A l’IGF, Christophe Bitasimwa Bahii lance officiellement le «Contrôle systémique»

Un vent de modernité souffle sur l’Inspection générale des finances (IGF). Pour sa première grande conférence de presse depuis sa prise de fonctions, l’Inspecteur général des finances-Chef de service Christophe Bitasimwa Bahii a annoncé ce mercredi 20 mai un changement de paradigme dans la traque des antivaleurs financières en République Démocratique du Congo.

​Devant un parterre de journalistes, l’Inspecteur général-Chef de service a officiellement lancé la campagne de vulgarisation du « Contrôle systémique ». Cette nouvelle approche, developée par l’IGF, vient pallier les limites et les faiblesses observées dans l’application du mécanisme précédent.

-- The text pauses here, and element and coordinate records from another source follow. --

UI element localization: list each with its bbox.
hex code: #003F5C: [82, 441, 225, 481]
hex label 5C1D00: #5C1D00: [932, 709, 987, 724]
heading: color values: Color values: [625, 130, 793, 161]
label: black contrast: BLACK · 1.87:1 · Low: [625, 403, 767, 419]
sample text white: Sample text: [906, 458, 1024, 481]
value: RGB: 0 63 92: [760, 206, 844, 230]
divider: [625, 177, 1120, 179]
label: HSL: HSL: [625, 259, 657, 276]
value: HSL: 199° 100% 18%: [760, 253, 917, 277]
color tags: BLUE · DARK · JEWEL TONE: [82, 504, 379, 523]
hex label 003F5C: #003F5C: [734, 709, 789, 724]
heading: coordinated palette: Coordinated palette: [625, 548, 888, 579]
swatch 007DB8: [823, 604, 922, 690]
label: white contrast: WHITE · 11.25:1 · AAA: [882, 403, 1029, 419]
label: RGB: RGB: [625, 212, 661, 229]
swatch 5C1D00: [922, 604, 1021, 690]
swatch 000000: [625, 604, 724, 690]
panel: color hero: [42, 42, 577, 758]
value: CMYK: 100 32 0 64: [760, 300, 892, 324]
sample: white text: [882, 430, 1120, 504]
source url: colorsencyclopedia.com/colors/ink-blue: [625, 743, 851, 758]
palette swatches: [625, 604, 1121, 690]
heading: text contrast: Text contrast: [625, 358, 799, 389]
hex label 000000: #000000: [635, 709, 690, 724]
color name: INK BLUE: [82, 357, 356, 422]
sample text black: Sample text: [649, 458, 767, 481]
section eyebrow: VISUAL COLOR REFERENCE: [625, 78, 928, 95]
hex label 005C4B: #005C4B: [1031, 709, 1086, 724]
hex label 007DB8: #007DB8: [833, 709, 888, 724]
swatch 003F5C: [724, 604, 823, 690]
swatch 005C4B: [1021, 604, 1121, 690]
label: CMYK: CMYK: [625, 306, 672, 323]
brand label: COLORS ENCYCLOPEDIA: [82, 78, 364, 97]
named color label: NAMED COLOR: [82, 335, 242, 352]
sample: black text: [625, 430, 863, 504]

​Pour Christophe Bitasimwa Bahii, les méthodes d’investigation d’hier ne font plus le poids face à la sophistication de la criminalité financière moderne. Le patron de l’IGF refuse de voir la RDC condamnée à la traîne numérique.

​« Rien ne condamne la République Démocratique du Congo de demeurer toujours en retard face à l’évolution rapide du mode de gestion utilisant massivement les technologies du numérique, et rendant inopérants et inefficaces les modes de contrôle traditionnels manuels, usant des méthodes policières là où les contrôlés utilisent l’intelligence artificielle », a-t-il martelé.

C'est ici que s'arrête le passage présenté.